2011 | 96 pp. | Periférica | The Lost Boy: A Novella | 9788492865413

 

¿Por qué El niño perdido? He descubierto esta pequeña gran joya gracias a Daniel Espinar, del blog Miedo a la Literatura, y, consecuentemente, a los libreros de Tipos Infames, en Madrid. No obstante, su lectura resultó mucho más ligera que la redacción de esta entrada. Cuando la poesía y la prosa caminan lado a lado, las palabras se convierten en una composición musical, que se resiste a ser interrumpida por la toma de notas.


“Y a través de la maraña de recuerdos de un hombre, desde el bosque encantado, el pobre niño de ojos oscuros y rostro sereno, extranjero en la vida, exiliado de la vida, hace mucho tiempo perdido como todos nosotros, una cifra de los laberintos ciegos, mi pariente, mi hermano y mi amigo, el niño perdido se había marchado para siempre y no regresaría nunca jamás.”


Impresiones: El niño perdido” es una brevísima novela (auto) biográfica escrita en 1937, en la que Thomas Wolfe procede a la reconstrucción de los últimos pasos de su hermano Grover en la ciudad de Saint-Louis. Para ello, el autor se apodera de pequeños y dispersos recuerdos familiares y los convierte en una galería de sensaciones y emociones difusas que el lector degustará con deleite, sin pausas, pero sin prisas.


En última instancia, poco importa saber lo que el destino le tenía reservado a ese niño tímido y de buenos modales con una mancha de nacimiento en el cuello, una vez que lo que se ofrece es un placentero y fascinante paseo por los escarpados senderos de la memoria, bajo un cielo salpicado de nubes de nostalgia, que transcurre al compás de una pieza sinfónica interpretada por una orquesta de poetas.


Cogido de la mano del narrador, el lector recorre a pie así cada rincón de una plaza de viejos edificios de una arquitectura mal conjugada, aplastando la nariz contra los escaparates de las tiendas de otra época, donde relucen las nuevas máquinas de coser de Singer, perfectas herramientas geométricas, pianos, sillas de barbero y molinillos de café.

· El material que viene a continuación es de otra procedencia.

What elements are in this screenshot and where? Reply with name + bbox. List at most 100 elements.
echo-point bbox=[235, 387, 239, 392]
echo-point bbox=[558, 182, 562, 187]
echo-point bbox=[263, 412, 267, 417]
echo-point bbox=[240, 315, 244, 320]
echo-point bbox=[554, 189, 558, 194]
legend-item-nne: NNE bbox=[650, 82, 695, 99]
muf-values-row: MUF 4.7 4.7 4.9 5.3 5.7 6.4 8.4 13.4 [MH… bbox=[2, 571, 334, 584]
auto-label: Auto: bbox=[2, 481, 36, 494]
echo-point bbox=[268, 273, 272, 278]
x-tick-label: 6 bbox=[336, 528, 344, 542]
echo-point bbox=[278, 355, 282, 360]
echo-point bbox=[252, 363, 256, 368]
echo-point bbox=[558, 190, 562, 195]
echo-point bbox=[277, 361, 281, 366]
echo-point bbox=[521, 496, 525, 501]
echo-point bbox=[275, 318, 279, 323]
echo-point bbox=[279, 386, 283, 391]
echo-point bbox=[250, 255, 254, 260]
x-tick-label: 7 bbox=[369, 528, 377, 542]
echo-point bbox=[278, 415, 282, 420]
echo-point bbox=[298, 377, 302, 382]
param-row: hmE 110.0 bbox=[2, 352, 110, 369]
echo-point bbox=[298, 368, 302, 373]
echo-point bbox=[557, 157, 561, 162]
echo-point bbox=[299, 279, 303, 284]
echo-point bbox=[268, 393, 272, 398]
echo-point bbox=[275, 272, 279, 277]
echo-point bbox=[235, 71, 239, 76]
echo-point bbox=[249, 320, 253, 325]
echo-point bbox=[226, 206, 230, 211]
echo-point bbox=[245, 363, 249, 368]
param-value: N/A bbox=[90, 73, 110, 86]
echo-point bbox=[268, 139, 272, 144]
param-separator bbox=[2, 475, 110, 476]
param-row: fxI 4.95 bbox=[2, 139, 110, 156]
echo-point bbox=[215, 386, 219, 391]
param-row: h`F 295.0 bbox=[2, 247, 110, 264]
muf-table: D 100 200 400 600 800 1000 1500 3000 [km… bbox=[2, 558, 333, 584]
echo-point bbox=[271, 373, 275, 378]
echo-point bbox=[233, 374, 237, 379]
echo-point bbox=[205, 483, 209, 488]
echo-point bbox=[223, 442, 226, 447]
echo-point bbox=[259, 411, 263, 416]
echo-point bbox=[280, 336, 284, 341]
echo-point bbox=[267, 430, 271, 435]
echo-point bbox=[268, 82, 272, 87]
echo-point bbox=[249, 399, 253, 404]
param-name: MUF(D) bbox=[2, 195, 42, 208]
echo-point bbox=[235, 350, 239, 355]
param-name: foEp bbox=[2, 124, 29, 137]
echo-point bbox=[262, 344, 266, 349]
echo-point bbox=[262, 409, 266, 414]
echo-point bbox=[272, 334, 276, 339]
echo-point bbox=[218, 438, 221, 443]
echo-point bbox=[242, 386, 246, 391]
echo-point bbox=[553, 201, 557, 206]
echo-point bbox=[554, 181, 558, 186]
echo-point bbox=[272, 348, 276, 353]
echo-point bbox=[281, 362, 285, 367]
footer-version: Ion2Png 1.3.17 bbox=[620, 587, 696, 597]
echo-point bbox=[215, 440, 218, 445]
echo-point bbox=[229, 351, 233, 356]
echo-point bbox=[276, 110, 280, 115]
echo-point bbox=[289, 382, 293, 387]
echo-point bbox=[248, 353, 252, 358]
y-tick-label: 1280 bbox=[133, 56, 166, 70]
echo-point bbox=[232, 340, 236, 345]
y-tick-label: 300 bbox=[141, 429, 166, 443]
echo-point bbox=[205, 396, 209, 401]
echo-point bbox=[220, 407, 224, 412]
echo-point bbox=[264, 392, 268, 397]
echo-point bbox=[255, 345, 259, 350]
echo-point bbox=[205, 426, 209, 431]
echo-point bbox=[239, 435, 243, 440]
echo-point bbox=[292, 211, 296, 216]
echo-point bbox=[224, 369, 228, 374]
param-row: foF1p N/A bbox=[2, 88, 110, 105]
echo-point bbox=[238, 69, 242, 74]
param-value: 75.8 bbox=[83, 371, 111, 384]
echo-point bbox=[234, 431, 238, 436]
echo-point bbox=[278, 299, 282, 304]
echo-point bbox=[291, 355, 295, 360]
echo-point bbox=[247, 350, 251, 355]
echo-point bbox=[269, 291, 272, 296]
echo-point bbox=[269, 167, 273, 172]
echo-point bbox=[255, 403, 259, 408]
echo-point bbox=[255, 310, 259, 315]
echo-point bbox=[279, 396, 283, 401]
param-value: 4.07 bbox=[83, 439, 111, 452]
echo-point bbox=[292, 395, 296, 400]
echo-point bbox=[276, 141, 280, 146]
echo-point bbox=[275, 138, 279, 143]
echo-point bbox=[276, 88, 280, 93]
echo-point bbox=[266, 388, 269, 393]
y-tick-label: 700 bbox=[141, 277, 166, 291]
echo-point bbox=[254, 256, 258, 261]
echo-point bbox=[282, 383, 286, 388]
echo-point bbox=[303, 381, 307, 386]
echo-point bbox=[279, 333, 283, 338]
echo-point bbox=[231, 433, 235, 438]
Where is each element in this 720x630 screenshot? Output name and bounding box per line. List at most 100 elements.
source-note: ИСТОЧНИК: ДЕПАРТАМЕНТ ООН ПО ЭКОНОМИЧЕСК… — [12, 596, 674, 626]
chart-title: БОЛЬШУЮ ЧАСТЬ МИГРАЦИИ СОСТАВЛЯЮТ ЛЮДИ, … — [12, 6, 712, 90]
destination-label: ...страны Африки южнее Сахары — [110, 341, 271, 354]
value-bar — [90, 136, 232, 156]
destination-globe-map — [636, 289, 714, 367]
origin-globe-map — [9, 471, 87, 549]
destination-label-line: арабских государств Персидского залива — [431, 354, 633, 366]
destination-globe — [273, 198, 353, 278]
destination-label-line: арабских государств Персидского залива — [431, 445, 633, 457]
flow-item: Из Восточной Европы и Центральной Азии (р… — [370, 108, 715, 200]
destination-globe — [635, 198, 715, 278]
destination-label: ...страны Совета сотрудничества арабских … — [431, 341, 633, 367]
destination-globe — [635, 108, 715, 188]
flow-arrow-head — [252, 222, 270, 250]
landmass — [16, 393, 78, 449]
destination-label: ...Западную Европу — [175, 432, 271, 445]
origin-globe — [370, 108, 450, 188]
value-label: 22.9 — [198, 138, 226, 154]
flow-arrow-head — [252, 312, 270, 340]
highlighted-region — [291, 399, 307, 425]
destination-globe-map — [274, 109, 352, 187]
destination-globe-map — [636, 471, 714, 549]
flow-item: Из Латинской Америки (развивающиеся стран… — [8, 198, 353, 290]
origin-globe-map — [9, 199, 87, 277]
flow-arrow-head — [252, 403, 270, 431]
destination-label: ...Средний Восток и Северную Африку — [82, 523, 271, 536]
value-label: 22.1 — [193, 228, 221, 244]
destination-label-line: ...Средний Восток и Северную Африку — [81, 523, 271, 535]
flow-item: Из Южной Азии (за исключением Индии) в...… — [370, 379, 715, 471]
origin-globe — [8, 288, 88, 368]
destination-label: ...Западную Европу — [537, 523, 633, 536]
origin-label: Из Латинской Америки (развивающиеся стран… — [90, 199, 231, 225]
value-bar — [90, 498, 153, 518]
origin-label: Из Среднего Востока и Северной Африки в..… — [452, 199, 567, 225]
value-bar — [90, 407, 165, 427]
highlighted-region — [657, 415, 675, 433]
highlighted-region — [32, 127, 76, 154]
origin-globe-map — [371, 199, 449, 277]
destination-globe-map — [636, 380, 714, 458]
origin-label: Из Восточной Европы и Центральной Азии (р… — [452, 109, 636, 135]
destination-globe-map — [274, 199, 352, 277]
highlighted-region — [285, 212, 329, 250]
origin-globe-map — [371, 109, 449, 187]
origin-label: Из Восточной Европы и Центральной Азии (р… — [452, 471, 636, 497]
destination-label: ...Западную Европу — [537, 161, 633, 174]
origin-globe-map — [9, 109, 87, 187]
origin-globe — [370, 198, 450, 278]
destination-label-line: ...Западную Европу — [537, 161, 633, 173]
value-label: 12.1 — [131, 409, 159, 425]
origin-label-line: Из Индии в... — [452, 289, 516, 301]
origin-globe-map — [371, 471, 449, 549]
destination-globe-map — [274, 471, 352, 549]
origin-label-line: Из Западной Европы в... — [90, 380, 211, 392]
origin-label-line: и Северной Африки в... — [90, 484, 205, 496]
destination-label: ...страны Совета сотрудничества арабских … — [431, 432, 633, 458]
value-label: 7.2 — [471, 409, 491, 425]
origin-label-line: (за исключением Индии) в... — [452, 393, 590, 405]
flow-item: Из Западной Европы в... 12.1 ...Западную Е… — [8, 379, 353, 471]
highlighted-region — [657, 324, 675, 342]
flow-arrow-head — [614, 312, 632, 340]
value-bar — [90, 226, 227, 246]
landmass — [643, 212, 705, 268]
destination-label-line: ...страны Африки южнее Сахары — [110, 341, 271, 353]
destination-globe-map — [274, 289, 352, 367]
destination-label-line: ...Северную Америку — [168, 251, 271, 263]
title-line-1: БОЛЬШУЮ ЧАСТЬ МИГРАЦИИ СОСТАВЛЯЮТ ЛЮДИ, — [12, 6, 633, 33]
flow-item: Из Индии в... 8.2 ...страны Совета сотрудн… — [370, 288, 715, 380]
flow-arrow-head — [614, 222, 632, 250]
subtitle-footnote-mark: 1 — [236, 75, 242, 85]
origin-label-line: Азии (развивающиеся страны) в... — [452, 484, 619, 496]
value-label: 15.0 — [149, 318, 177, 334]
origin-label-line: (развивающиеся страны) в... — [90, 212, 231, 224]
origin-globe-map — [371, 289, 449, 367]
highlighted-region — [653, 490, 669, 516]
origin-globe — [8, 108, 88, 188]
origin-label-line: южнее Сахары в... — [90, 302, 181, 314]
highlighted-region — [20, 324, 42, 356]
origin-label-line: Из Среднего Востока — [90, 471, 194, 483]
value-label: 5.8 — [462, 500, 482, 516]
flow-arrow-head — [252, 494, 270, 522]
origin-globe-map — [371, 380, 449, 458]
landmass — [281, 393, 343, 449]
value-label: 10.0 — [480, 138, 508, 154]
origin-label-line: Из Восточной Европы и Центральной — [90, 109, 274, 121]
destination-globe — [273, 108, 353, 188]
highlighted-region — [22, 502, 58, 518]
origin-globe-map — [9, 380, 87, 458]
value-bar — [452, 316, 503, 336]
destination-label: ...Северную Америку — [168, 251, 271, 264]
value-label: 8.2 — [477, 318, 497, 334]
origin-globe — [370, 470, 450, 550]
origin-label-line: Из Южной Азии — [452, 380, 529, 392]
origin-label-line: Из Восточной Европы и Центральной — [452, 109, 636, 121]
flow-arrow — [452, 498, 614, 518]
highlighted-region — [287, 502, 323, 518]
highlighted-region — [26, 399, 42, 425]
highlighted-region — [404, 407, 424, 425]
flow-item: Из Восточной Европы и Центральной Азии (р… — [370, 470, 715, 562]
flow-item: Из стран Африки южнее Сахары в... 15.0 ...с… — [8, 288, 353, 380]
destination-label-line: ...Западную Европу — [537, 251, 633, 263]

El aire impregnado con el aroma del chocolate. A continuación se sube al tren que conducía los viajeros al escenario de la Exposición Universal de 1904 para contemplar la quietud del paisaje primaveral de Indiana, hasta que un susurro maternal rompe el silencio y lo rescata de ese estado de ensoñación, devolviéndole a la cruda realidad:  “..¿Recuerdas cómo era?…Bueno, supongo que eras muy joven..El otro día estuve mirando esa fotografía...”. Y, aunque Thomas Wolfe lo recuerde vagamente, la ciudad que se irgue delante de sus ojos se define ahora por la ausencia de los contornos, los colores, los olores y los sueños de una juventud perdida.


Se siente como se siente uno cuando regresa y sabe que no debería haber viajado hasta allí, cuando se da cuenta de que, después de todo, la avenida King es sólo una calle, y que Saint Louis – ese nombre encantado –  es sólo una ciudad grande y calurosa, junto al río, una ciudad no tan al sur que se ahoga en medio de un calor húmedo y tedioso, y que no hay nada que pueda hacerla mejor.”


Escrita con elegancia y sensibilidad, “El niño perdido” es, en mi opinión, una historia deliciosa y cautivadora, construida a partir de cuatro relatos fragmentarios que aluden a un momento único e inolvidable que creó una bifurcación perpetua en la vida del escritor. En definitiva, un libro cálido y recomendable para leer de principio a fin en una lluviosa y fría tarde de otoño.

 

Thomas Wolfe (Asheville, 1900 – Baltimore, 1938) es considerado como uno de los más importantes narradores norteamericanos de la primera mitad del siglo XX. Admirado por sus coetáneos, William Faulkner (quien dijo de él que era el mejor escritor de su generación) y Sinclair Lewis (que incluso lo citó en su discurso de recepción del Premio Nobel), su reconocimiento llegaría con “El ángel que nos mira” (1939) que obtuvo gran resonancia en su país y en buena parte de Europa.